The seed corpus is the fuzzer's launchpad. A good seed reaches deep coverage; a bad one wastes mutation budget.

Selection criteria

  • Diversity. Cover as many distinct code paths as possible. Use coverage reports to verify.
  • Minimality. Smaller seeds mutate faster and produce smaller reproducers.
  • Realism. Real-world inputs explore code that random bytes would not.
  • Boundary cases. Empty input, single byte, maximum length, all-zero, all-0xff.

Selecting from a corpus

When you have 10,000 candidate seeds but f.Add can hold only a few hundred efficiently, prune:

  1. Run all 10,000 with coverage instrumentation enabled.
  2. Greedy-select: pick the input that covers the most unseen edges; repeat until all edges are covered.
  3. The minimal covering set is your seed corpus.
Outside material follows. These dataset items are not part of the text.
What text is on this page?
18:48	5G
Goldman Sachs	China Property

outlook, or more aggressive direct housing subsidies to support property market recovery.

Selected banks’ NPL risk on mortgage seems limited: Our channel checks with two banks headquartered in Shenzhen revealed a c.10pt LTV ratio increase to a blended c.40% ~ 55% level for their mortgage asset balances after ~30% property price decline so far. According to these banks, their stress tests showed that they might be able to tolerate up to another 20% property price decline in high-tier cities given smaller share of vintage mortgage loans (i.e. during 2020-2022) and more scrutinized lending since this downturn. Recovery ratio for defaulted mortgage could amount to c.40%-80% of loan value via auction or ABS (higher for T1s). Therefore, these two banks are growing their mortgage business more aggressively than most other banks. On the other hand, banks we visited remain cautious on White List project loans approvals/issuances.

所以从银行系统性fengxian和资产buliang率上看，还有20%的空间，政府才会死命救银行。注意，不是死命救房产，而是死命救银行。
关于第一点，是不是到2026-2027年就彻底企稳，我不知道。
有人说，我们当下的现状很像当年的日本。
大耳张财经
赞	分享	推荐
This is a manual coverage-minimisation pass. The native fuzzer does not provide it; tools like dvyukov/go-fuzz-corpus and OSS-Fuzz infrastructure do.

Seeding from production

A pipeline that captures (sanitised) production inputs and feeds them to testdata/samples/ is the gold standard. Each new release has fresh corpora; coverage tracks real usage patterns.
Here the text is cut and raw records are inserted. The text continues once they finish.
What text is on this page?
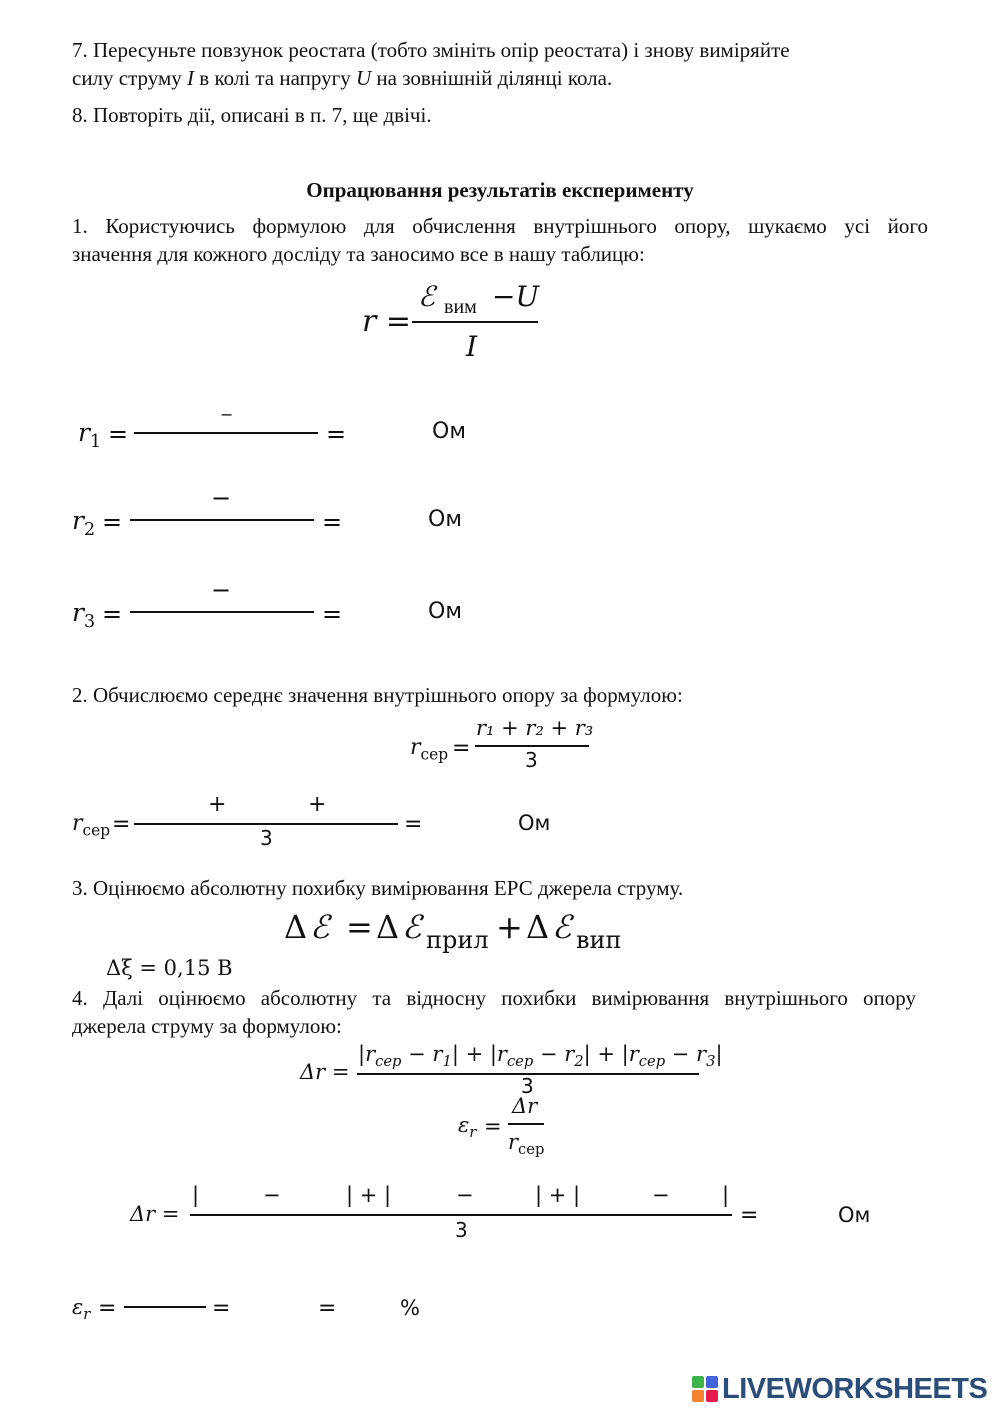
7. Пересуньте повзунок реостата (тобто змініть опір реостата) і знову виміряйте
силу струму I в колі та напругу U на зовнішній ділянці кола.
8. Повторіть дії, описані в п. 7, ще двічі.
Опрацювання результатів експерименту
1. Користуючись формулою для обчислення внутрішнього опору, шукаємо усі його
значення для кожного досліду та заносимо все в нашу таблицю:
r =
ℰ вим −U
I
$r_1$ =
−
=	Ом
$r_2$ =
−
=	Ом
$r_3$ =
−
=	Ом
2. Обчислюємо середнє значення внутрішнього опору за формулою:
$r_{сер}$ =
r₁ + r₂ + r₃
3
$r_{сер}$ =
+	+
3
=	Ом
3. Оцінюємо абсолютну похибку вимірювання ЕРС джерела струму.
Δ ℰ = Δ ℰ прил + Δ ℰ вип
Δξ = 0,15 В
4. Далі оцінюємо абсолютну та відносну похибки вимірювання внутрішнього опору
джерела струму за формулою:
Δr =
$|r_{сер} - r_1| + |r_{сер} - r_2| + |r_{сер} - r_3|$
3
$\varepsilon_r$ =
Δr
$r_{сер}$
Δr =
|	−	| + |	−	| + |	− |
3
=	Ом
$\varepsilon_r$ =	=	=	%
LIVEWORKSHEETS
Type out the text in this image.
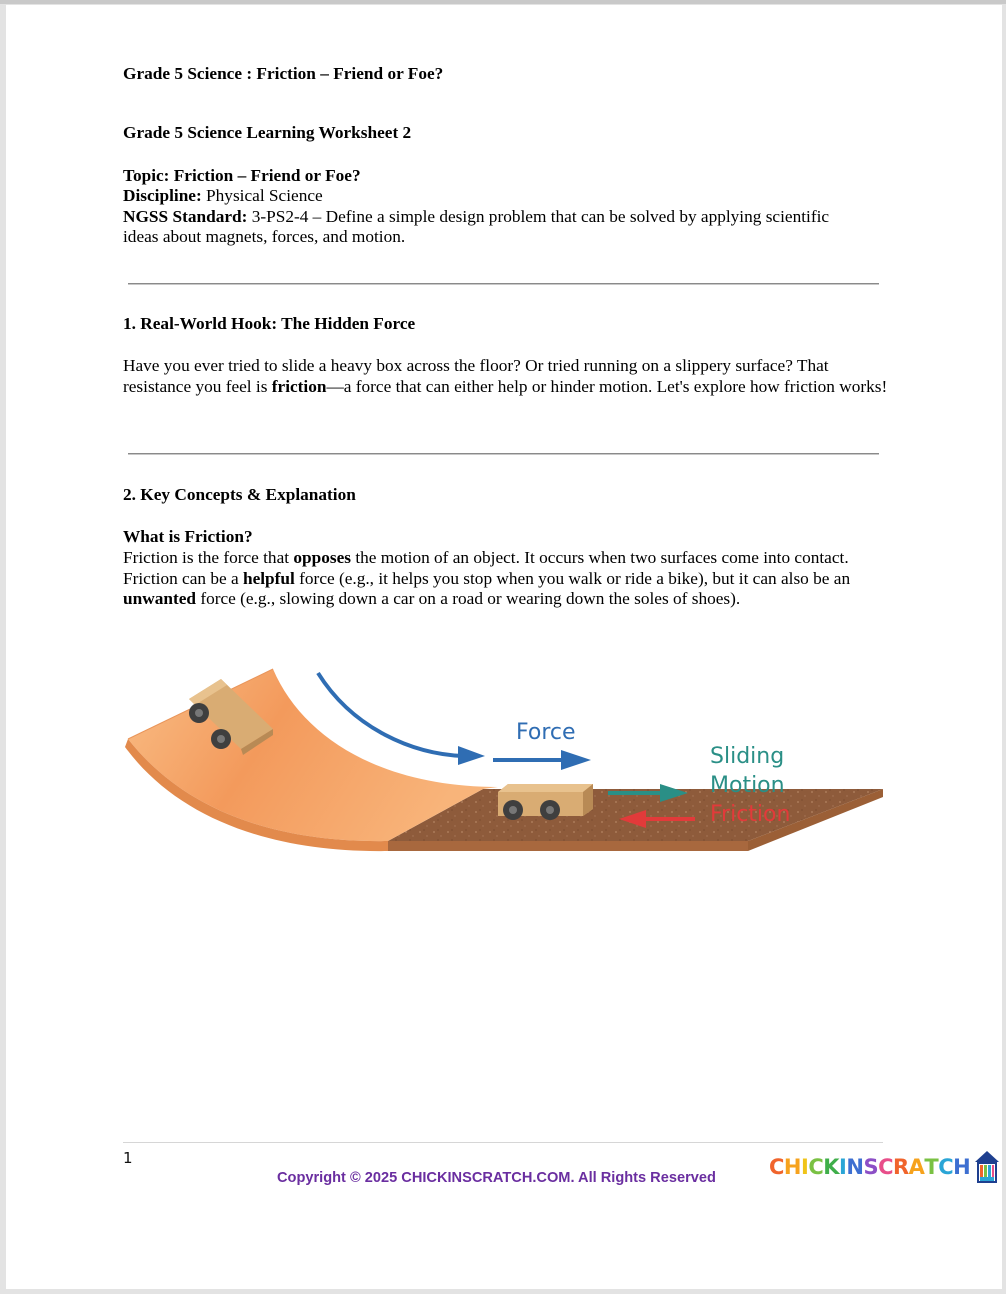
Grade 5 Science : Friction – Friend or Foe?
Grade 5 Science Learning Worksheet 2
Topic: Friction – Friend or Foe?
Discipline: Physical Science
NGSS Standard: 3-PS2-4 – Define a simple design problem that can be solved by applying scientific
ideas about magnets, forces, and motion.
1. Real-World Hook: The Hidden Force
Have you ever tried to slide a heavy box across the floor? Or tried running on a slippery surface? That resistance you feel is friction—a force that can either help or hinder motion. Let's explore how friction works!
2. Key Concepts & Explanation
What is Friction?
Friction is the force that opposes the motion of an object. It occurs when two surfaces come into contact. Friction can be a helpful force (e.g., it helps you stop when you walk or ride a bike), but it can also be an unwanted force (e.g., slowing down a car on a road or wearing down the soles of shoes).
Force
Sliding
Motion
Friction
1
Copyright © 2025 CHICKINSCRATCH.COM. All Rights Reserved	CHICKINSCRATCH
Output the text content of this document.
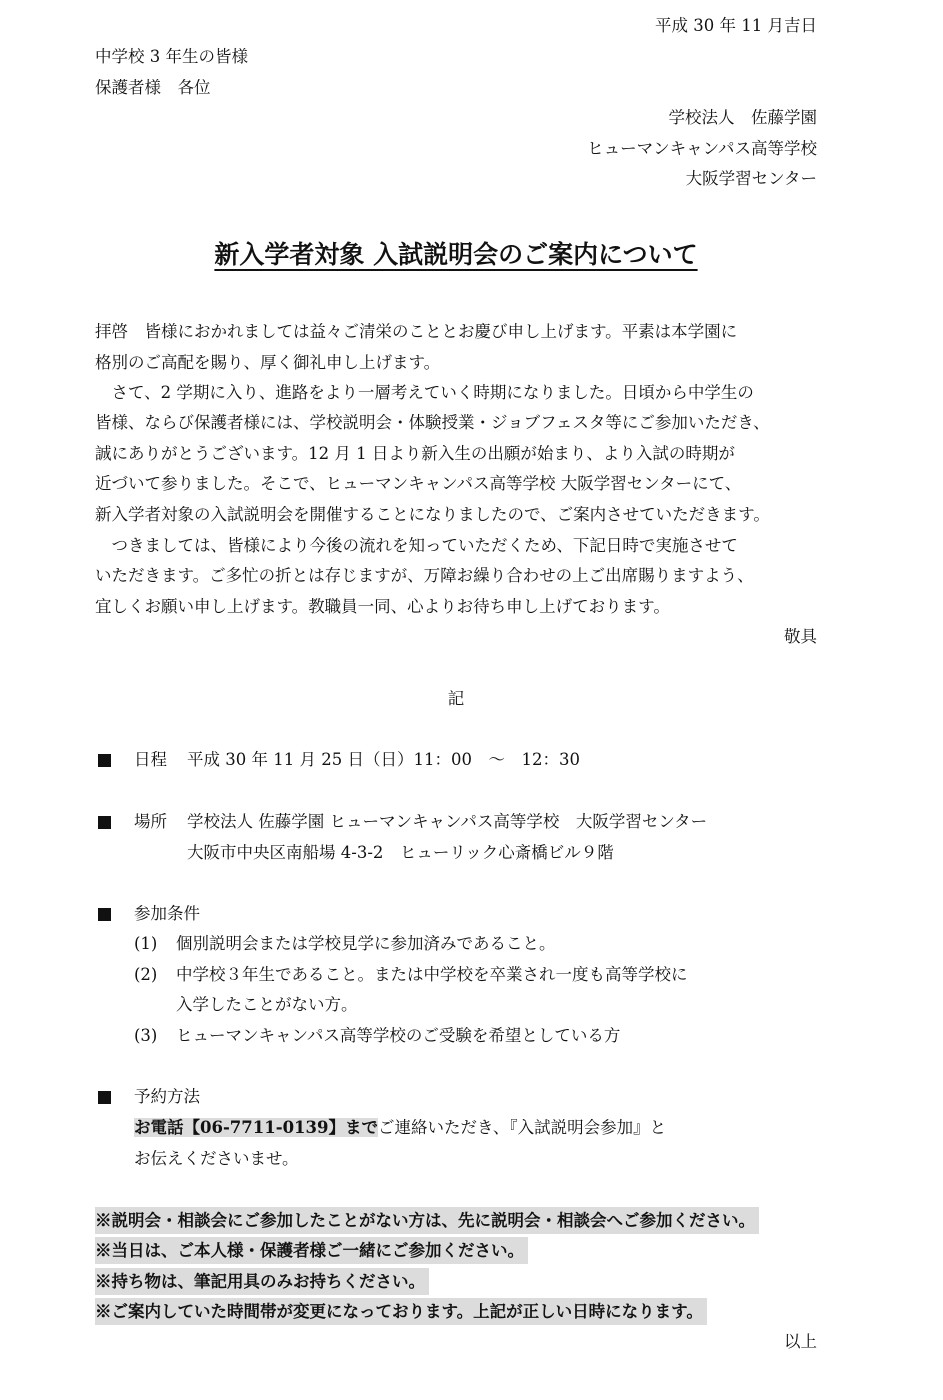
平成 30 年 11 月吉日
中学校 3 年生の皆様
保護者様　各位
学校法人　佐藤学園
ヒューマンキャンパス高等学校
大阪学習センター
新入学者対象 入試説明会のご案内について
拝啓　皆様におかれましては益々ご清栄のこととお慶び申し上げます。平素は本学園に
格別のご高配を賜り、厚く御礼申し上げます。
　さて、2 学期に入り、進路をより一層考えていく時期になりました。日頃から中学生の
皆様、ならび保護者様には、学校説明会・体験授業・ジョブフェスタ等にご参加いただき、
誠にありがとうございます。12 月 1 日より新入生の出願が始まり、より入試の時期が
近づいて参りました。そこで、ヒューマンキャンパス高等学校 大阪学習センターにて、
新入学者対象の入試説明会を開催することになりましたので、ご案内させていただきます。
　つきましては、皆様により今後の流れを知っていただくため、下記日時で実施させて
いただきます。ご多忙の折とは存じますが、万障お繰り合わせの上ご出席賜りますよう、
宜しくお願い申し上げます。教職員一同、心よりお待ち申し上げております。
敬具
記
日程 平成 30 年 11 月 25 日（日）11：00　～　12：30
場所 学校法人 佐藤学園 ヒューマンキャンパス高等学校　大阪学習センター
大阪市中央区南船場 4-3-2　ヒューリック心斎橋ビル９階
参加条件
(1) 個別説明会または学校見学に参加済みであること。
(2) 中学校３年生であること。または中学校を卒業され一度も高等学校に
入学したことがない方。
(3) ヒューマンキャンパス高等学校のご受験を希望としている方
予約方法
お電話【06-7711-0139】までご連絡いただき、『入試説明会参加』と
お伝えくださいませ。
※説明会・相談会にご参加したことがない方は、先に説明会・相談会へご参加ください。
※当日は、ご本人様・保護者様ご一緒にご参加ください。
※持ち物は、筆記用具のみお持ちください。
※ご案内していた時間帯が変更になっております。上記が正しい日時になります。
以上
Sample optimisation case study

Baseline target

func FuzzParseRequest(f *testing.F) {
    f.Add([]byte("GET / HTTP/1.1\r\nHost: x\r\n\r\n"))
    f.Fuzz(func(t *testing.T, data []byte) {
        req, err := ParseRequest(data)
        if err != nil {
            return
        }
        out := req.Format()
        req2, err := ParseRequest([]byte(out))
        if err != nil {
            t.Fatal(err)
        }
        if !reflect.DeepEqual(req, req2) {
            t.Fatal("round-trip")
        }
    })
}

Initial measurement: 3,200 iter/sec under -race. Profile shows:

  • string([]byte) conversion in out := req.Format() — 22% of time.
  • reflect.DeepEqual — 14% of time.
  • Repeated regexp.Compile inside ParseRequest — 19% of time.

Optimisations applied

  1. Cache the regex at package level: var headerRE = regexp.MustCompile(...). Eliminates 19%.
  2. Replace reflect.DeepEqual with a custom equality function specialised for the Request type. Saves 12%.
  3. Have Format write to a reusable bytes.Buffer instead of returning a string. Saves 18%.

Result

Iteration rate: 9,800 iter/sec under -race. 3× speedup. Same coverage, same invariants, same corpus.

Takeaway

Profiling identifies the easy wins. Most fuzz targets have at least one 2–3× speedup available within an hour of work.


Summary

Optimising fuzz targets is engineering work with high payoff. The cost is paid once; the benefit accrues forever. Aim for at least 10,000 iter/sec under -race; pursue 100,000+ when feasible. Reduce allocations, use worker pools instead of per-iteration goroutine spawn, cap loop bounds derived from input, and profile representative replays to find the hot spots. Tune -fuzztime to a budget that fits CI windows. Shard fuzz targets across CI jobs for near-linear speedup. Curate seed corpora deliberately. Manage $GOCACHE/fuzz/ with periodic cleans. The discipline pays for itself the first time the fuzzer finds a race in seconds instead of hours.